Blockbusters are usually judged by how big their box office is, and even though “Mulan” is one of the biggest titles this year, it may not matter if it’s a huge success for Disney.
Hollywood already has evidence that releasing films meant for theaters at home can work. Earlier this year, Universal announced that “Trolls World Tour” earned nearly $100 million in rental fees domestically over three weeks for its digital release in April.
And even if consumers balk at the $30 fee, it’s not like Disney had many other options in releasing the film, according to Zak Shaikh, vice president of entertainment at the research-based media firm Magid.
“If COVID is causing most movie theaters to remain closed, charging via Disney+ would appear the best way to connect to their audience and make more revenue right now,” Shaikh told CNN Business.
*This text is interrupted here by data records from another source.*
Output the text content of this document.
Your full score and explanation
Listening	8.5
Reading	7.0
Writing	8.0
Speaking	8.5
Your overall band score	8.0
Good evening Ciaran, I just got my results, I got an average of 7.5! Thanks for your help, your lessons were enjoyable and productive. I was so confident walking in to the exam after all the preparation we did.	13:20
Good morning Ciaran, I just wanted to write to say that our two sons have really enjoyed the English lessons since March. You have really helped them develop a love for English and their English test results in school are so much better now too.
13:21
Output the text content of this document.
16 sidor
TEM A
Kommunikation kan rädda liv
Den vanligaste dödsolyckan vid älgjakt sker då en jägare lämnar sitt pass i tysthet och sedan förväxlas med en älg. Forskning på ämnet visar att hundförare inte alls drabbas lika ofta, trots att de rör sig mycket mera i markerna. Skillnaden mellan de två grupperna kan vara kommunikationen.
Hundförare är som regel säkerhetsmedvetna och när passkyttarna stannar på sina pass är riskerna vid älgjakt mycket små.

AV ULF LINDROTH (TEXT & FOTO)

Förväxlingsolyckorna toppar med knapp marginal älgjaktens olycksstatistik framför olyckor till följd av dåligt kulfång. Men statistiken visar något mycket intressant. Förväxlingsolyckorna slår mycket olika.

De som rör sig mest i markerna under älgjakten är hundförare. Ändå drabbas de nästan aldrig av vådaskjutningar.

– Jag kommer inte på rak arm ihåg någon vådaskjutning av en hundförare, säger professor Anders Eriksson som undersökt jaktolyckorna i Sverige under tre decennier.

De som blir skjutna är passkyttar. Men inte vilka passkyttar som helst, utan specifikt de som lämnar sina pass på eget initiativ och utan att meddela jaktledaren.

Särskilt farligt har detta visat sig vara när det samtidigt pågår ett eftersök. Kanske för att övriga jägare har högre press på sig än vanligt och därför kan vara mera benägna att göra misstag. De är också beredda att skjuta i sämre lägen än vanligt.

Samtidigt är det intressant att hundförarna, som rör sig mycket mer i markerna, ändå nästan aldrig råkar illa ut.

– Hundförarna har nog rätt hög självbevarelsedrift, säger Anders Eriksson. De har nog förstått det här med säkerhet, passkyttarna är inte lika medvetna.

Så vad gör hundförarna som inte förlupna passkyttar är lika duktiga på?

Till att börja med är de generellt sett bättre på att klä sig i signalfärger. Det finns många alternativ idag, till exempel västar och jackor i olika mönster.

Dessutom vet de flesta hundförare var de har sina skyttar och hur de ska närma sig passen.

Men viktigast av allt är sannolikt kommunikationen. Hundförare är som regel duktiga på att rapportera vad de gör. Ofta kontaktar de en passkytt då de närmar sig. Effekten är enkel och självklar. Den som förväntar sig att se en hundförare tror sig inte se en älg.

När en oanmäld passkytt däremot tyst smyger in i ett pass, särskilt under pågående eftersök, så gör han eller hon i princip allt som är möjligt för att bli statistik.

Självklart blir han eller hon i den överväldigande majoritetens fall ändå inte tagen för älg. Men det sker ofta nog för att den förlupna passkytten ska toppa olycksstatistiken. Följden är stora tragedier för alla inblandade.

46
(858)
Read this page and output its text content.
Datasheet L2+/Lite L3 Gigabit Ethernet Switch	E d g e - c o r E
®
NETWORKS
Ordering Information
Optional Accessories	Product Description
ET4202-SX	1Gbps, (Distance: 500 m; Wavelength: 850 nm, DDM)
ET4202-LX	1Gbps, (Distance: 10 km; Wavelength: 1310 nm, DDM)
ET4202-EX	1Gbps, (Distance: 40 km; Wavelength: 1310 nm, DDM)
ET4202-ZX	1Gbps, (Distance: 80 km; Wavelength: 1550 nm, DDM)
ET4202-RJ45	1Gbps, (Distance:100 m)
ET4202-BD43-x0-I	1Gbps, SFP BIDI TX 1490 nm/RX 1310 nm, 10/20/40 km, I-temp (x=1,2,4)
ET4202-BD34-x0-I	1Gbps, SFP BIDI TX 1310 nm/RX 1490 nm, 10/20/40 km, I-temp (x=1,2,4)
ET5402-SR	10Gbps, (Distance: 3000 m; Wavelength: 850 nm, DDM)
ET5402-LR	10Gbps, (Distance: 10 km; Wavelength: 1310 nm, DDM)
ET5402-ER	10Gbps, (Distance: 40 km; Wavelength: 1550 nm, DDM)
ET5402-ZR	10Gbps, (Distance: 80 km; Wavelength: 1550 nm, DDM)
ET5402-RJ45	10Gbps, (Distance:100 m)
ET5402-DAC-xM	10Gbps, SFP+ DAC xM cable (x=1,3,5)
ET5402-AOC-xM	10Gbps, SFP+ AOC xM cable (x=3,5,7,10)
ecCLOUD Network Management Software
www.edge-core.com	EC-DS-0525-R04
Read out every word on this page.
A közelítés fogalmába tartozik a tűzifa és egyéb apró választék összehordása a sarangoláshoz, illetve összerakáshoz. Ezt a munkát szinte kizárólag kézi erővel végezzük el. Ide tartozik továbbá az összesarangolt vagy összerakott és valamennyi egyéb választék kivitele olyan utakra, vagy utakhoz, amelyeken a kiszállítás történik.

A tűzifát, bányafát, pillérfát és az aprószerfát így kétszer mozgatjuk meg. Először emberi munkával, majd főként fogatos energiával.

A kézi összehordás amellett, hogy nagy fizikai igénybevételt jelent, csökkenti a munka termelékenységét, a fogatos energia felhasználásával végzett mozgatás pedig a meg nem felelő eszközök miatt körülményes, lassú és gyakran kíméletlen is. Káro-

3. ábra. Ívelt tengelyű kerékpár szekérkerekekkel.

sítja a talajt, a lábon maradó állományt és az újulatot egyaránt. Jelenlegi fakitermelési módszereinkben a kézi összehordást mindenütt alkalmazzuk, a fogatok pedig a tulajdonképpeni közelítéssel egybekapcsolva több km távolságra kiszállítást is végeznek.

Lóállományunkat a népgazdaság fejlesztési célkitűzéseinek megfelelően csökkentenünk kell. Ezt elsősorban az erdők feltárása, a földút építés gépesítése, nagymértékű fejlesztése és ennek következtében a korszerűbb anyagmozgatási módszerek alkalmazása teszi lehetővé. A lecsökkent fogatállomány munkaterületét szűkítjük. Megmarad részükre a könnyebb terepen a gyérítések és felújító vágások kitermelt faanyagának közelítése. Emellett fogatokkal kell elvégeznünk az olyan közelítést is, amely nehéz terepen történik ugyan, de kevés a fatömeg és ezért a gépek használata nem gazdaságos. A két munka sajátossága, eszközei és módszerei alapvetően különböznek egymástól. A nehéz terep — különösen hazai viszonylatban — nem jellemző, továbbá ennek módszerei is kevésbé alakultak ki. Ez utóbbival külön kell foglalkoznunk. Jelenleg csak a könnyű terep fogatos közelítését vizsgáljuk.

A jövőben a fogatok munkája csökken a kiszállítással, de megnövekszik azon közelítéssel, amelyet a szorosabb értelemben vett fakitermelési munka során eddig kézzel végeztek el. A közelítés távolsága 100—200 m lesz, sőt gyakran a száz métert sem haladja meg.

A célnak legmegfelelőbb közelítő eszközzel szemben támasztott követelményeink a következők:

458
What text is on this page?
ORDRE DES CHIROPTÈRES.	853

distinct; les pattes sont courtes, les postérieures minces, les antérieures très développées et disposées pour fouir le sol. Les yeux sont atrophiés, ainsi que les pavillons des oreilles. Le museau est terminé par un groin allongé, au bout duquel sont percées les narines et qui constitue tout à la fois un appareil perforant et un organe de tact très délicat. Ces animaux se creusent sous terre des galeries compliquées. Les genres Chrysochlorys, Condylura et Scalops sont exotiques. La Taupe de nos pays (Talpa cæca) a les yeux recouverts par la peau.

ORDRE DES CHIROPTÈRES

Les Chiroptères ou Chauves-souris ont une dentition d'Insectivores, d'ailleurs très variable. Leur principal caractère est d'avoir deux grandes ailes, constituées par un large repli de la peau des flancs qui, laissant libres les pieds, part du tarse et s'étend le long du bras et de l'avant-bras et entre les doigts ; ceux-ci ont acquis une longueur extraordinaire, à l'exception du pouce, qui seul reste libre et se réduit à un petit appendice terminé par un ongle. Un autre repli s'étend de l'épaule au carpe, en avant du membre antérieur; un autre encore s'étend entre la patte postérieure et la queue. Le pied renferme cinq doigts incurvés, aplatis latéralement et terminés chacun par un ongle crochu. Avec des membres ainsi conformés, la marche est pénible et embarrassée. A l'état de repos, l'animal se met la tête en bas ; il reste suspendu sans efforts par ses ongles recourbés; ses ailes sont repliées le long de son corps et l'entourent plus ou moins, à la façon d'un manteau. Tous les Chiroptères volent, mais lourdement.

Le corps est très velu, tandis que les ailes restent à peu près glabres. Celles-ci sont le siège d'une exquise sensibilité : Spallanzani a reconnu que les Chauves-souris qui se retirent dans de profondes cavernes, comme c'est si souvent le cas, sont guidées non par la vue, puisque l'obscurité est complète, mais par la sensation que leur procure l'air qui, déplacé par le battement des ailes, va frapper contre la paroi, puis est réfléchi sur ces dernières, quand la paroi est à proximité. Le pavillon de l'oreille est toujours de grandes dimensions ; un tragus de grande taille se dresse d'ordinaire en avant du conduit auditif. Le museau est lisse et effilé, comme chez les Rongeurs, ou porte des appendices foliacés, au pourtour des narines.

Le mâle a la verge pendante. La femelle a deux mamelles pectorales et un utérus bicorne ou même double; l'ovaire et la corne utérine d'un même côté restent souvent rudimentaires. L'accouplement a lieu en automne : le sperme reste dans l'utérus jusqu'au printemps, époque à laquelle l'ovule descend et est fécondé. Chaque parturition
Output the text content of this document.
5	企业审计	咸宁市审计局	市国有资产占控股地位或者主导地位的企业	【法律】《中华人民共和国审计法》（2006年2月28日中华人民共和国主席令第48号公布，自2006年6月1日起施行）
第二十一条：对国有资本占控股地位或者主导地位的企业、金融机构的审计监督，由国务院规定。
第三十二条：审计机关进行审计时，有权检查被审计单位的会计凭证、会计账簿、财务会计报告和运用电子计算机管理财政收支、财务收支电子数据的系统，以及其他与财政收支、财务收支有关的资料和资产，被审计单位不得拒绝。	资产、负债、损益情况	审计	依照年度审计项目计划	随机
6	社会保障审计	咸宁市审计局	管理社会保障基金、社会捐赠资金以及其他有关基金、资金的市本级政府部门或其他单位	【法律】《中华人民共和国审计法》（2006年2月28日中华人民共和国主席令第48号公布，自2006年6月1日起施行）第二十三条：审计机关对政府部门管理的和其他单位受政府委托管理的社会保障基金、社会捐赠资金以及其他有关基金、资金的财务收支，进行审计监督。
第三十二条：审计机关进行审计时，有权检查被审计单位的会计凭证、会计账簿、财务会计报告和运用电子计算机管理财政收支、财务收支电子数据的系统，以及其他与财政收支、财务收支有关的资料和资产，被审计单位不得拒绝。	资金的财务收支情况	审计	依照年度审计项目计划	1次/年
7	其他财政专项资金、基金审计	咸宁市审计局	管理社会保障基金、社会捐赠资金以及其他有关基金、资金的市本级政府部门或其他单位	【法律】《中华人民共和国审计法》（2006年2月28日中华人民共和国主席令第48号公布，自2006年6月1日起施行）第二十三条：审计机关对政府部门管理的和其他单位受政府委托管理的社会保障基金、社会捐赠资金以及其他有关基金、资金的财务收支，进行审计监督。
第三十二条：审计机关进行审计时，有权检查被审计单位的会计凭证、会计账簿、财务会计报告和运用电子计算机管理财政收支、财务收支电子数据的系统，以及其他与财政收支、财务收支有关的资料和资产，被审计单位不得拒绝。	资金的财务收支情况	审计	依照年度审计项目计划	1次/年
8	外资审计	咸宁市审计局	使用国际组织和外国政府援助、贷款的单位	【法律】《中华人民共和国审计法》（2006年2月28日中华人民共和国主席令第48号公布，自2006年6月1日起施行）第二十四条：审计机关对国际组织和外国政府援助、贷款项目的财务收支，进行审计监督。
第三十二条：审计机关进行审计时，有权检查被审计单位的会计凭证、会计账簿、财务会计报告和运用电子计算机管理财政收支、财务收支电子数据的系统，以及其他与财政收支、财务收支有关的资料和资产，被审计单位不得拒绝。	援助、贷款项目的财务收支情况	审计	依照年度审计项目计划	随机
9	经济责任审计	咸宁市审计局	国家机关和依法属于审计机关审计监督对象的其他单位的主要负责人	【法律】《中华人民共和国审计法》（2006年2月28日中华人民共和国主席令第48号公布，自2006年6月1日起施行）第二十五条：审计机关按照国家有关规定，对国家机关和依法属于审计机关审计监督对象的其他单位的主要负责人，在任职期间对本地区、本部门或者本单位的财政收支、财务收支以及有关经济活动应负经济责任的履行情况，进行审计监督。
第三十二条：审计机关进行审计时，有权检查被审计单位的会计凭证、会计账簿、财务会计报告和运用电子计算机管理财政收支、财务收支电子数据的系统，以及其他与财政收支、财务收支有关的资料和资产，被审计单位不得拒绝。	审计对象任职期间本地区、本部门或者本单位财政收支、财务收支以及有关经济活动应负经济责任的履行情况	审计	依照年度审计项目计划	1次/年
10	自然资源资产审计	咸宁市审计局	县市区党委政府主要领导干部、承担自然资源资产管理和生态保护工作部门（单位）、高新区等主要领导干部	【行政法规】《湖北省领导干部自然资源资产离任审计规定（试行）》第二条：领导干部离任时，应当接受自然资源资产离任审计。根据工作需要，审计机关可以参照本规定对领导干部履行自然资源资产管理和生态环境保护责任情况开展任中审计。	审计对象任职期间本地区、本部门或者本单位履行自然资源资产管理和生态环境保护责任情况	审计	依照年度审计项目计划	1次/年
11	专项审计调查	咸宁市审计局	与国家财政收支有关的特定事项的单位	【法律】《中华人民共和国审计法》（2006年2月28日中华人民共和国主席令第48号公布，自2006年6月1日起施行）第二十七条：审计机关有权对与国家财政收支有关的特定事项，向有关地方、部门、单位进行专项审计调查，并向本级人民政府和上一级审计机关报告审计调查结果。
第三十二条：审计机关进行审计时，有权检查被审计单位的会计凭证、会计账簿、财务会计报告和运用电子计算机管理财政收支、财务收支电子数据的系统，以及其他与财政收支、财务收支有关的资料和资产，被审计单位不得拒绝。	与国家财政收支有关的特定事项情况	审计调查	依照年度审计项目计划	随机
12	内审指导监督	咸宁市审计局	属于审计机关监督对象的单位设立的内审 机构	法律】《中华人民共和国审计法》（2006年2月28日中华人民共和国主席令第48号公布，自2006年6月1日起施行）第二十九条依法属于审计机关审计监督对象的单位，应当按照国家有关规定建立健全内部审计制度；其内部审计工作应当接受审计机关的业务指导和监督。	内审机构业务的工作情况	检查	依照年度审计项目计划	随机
So “Mulan” is a monumental moment for the industry, an experiment that will allow Hollywood’s biggest studio to peer into the future. Beyond that, however, it’s hard to say what impact the film’s digital release will have on the business.
“‘Mulan’ on Disney+ is a reflection of the abnormal state of the theatrical business right now,” Shaikh said. “I don’t think consumers have to suddenly start worrying about a number of titles on their streaming services requiring an additional fee.”